O sırada arkadan korkunç bir patlama duyuldu ve tüm bina sarsıldı. Tavan parçalandı ve durdurulamaz bir tsunami gibi şiddetli bir alev yönümüze doğru fırladı.
“Khrrr…”
Ultruk gücünün her zerresini kullanarak olabildiğince hızlı koştu. Hem beni hem de Waylan'ı taşımasına rağmen hızı hiç azalmadı.
“Hayır!!!”
Durara'nın çaresiz çığlığı arkadan duyuldu ve kendi saldırısının etkileri tüm vücudunu sardı. Yaşayıp ölmediğini artık anlayamıyordum çünkü çığlığı hızla bize doğru yaklaşan güçlü alev tarafından bastırılmıştı.
“Orada!”
Uzaktaki bir kapıyı işaret ettim.
“O odaya git, sönümleme sisteminin bulunduğu yer orası.”
“Tamam aşkım.”
Ultruk başını sallayarak işaret ettiğim yöne doğru koştu. Saniyeler içinde, o anda ardına kadar açık olan kapının girişine ulaştık ve içerideki Duergarlar korkunç patlamanın sorumlusunu kontrol etmek için dışarı çıktılar.
Bang…!
Duergarlardan birini yana tekmeleyen Ultruk, hem beni hem de Waylan'ı yere düşürdü ve kapıyı arkamızdan kapattı.

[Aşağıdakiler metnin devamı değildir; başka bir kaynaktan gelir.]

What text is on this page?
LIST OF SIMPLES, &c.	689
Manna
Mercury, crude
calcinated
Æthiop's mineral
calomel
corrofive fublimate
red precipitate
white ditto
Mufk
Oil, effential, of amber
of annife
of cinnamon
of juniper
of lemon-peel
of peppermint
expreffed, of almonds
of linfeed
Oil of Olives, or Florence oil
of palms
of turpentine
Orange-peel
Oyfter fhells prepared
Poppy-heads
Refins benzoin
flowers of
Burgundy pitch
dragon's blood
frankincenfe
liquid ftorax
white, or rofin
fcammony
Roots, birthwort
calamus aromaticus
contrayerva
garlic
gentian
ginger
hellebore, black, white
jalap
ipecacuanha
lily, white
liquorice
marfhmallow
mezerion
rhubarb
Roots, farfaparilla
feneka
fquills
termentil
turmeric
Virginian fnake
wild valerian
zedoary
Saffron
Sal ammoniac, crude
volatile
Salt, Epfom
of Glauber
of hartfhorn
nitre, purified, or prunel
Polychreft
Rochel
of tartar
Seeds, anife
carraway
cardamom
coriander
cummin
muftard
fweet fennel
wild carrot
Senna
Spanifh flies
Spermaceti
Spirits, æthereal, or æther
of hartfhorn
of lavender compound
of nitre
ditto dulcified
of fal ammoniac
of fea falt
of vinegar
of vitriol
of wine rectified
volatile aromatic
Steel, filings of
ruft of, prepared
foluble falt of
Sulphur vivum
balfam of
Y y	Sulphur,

Alev bize ulaşmadan çok yakın olmasına rağmen Ultruk kapıları aşağı itmeyi başardı.
Kapıları kapatırken, daha önce bulunduğumuz salonu saran alevleri bir anlığına görebildim. Bu manzaraya tanık olduğumda sırtımdan soğuk bir ürperti geçti.
Clank…!
Çok geçmeden kapı tamamen kapandı ve sonunda herkes nefes almak için yere yığıldı.
En az enerji kullanan ben olduğum için toparlanmam uzun sürmedi.
Ayağa kalkıp bulunduğumuz odaya baktım.
'Başardık.'
Sonunda tüm Inferno'yu kaplayan sönümleme sisteminin kontrol istasyonuna ulaştık.
***
Y/N: ve bu da üçüncü bölüm… Bölüm bitmek üzere, iyi seyirler.